Risk-based capital and governance in Latin America
Implications of risk-based capital on Argentine insurers
The current framework does not seem to indicate that an extended application of the Solvency II methodology will be feasible in the near future.
The Argentine insurance market in light of Solvency II differs significantly from that of other Latin American countries. Under the current economic and regulatory framework, applying Solvency II methodology does not appear to be feasible in the near future.
Argentina’s existing regulation
The industry is tightly regulated and the life and pension insurance market is nationalized. The current solvency system is based on traditional measurement methods and indicators. It is not sensitive to risk, and requirements are consistent for all insurance products.

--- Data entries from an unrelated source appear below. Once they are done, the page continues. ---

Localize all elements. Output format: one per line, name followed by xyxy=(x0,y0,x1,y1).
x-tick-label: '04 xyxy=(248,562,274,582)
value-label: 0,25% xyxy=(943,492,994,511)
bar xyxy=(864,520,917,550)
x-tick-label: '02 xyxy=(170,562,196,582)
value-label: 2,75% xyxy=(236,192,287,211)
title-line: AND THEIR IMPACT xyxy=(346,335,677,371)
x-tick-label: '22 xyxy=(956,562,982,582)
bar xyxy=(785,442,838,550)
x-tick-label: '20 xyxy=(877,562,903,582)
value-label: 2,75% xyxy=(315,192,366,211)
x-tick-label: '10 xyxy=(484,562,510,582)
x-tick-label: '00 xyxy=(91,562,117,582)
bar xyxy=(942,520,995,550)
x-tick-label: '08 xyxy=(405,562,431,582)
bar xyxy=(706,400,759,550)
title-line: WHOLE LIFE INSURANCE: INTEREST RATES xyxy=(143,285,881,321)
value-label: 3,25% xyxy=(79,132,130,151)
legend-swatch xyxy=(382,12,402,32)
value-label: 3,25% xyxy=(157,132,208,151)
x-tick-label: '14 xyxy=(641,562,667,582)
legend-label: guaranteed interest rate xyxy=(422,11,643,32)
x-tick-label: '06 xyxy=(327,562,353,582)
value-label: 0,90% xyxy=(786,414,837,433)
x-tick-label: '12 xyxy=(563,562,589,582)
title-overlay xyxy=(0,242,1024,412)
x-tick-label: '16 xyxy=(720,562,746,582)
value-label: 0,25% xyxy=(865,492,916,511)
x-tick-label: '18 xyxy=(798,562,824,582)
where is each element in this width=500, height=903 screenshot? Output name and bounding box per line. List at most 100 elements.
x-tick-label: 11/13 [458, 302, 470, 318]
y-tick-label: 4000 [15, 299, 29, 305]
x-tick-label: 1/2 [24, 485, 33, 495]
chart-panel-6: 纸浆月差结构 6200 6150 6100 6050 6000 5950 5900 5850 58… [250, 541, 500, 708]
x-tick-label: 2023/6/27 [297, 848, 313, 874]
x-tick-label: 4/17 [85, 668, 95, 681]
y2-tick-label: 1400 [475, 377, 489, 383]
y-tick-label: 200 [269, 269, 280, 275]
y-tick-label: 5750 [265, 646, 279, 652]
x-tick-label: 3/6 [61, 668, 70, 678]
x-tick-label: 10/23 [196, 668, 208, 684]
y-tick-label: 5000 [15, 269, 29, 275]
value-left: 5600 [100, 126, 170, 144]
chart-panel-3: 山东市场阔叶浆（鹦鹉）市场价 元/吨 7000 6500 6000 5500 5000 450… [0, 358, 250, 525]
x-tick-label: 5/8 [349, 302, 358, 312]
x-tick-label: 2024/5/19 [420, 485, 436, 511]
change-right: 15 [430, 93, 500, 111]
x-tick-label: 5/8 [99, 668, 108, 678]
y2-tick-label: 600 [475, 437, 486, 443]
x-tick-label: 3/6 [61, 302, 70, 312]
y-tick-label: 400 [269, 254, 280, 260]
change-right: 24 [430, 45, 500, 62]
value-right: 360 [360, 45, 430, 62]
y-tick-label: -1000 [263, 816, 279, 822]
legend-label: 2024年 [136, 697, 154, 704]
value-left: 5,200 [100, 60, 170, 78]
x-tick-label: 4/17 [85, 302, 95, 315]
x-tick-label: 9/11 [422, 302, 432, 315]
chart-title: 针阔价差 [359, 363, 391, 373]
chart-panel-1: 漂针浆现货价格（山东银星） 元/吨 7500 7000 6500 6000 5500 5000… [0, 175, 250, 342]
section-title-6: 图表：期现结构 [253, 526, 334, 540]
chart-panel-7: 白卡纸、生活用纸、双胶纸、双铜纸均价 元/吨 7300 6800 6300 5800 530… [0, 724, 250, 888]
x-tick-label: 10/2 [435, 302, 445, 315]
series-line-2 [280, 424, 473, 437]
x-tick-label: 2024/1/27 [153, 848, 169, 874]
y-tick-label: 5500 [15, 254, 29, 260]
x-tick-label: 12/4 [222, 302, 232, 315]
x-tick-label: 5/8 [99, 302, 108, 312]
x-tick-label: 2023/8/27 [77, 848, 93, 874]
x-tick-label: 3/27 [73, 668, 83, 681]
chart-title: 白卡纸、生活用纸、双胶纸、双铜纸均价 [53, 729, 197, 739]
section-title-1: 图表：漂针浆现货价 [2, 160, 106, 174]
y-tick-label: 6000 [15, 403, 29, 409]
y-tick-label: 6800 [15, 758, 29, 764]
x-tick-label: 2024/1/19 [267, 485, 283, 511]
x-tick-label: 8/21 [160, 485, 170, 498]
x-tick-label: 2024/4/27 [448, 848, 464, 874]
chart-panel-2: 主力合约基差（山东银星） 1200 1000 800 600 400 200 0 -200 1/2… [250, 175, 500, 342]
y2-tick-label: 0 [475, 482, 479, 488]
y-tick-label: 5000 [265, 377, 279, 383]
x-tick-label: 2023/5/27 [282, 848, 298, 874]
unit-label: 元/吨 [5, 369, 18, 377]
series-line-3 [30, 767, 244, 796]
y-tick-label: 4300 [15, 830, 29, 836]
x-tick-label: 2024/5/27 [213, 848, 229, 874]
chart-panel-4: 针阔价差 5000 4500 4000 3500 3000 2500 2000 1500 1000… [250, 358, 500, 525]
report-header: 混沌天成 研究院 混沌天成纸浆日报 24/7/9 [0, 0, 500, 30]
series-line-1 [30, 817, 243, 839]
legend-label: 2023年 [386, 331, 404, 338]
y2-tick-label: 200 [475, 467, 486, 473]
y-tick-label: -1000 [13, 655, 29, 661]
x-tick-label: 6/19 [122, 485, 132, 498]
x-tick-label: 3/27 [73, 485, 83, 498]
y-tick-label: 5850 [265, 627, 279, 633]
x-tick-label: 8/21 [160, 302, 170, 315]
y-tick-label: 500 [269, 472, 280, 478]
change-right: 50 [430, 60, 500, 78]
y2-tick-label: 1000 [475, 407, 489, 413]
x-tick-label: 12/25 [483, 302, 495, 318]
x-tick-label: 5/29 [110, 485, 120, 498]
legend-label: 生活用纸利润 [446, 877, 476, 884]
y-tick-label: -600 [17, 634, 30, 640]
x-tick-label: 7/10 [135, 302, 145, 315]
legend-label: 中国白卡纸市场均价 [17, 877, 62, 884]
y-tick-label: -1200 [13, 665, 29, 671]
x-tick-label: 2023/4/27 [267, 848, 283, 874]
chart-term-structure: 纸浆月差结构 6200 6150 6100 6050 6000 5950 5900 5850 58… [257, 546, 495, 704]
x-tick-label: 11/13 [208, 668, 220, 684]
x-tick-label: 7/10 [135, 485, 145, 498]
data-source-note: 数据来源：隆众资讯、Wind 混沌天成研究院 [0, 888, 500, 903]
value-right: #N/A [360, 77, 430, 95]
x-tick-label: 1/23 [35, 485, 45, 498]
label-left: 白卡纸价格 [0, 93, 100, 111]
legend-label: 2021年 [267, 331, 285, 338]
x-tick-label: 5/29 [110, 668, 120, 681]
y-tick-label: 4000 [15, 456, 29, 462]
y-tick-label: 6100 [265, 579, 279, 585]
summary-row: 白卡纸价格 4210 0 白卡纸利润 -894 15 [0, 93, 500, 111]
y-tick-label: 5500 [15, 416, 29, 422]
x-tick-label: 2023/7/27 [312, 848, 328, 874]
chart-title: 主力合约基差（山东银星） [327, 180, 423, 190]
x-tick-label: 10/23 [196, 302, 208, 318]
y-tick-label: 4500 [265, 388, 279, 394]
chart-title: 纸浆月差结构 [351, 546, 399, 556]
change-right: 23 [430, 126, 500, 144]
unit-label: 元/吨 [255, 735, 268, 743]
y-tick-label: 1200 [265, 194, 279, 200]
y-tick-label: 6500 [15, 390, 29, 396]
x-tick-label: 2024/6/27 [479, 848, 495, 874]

- Far from being a priority, Solvency II has only been included superficially in the regulatory agency’s list of initiatives in recent years.
- Insurance activity is impacted by conditions that could be deemed as traditional within the Argentine economic framework.
- The high inflation rate has a strong influence on the increase in costs of material damages and compensation claimed for personal damages.
- The large number of lawsuits (particularly in automobile and workers’ compensation) is having an impact on many companies’ loss reserves.
- Insurance resolutions cover most activity including unearned premiums and methods of mathematical reserve valuation – mechanisms that insurers use to value their payables.
- Under local regulations, insurers should evidence compliance with minimum capital requirements on a quarterly basis. Of 155 insurers, only 4 carried minimum capital deficit as of 30 June 2011 (last fiscal year-end).
Adopting Solvency II or its equivalent
Solvency II has not been adopted and no clear initiatives have been defined in the past few years.
- The regulatory agency, the Superintendencia de Seguros de la Nación (SSN), has only addressed Solvency II in Argentina through public statements at seminars or insurance industry publications.
- The only resolutions to date (issued in May 2010) are aimed at reviewing and, possibly, establishing new capital requirement criteria and a good management practice code around principles of corporate governance.
The way forward
The local regulatory agency has launched a strategic insurance plan that addresses elements of Solvency II methodology. So far, there has been little progress.
- Some players believe the plan should include adopting a risk-based capital system.
- The rest of the market would be willing to accept a model that takes into account and is adapted to local market conditions.
- Certain resolutions cover corporate governance issues in a scattered fashion; however, they include the role of the regulatory agency in providing a minimum methodology.
- The current framework indicates that an extended application of Solvency II methodology will only be feasible in the near future for the offices and branches of European-based companies.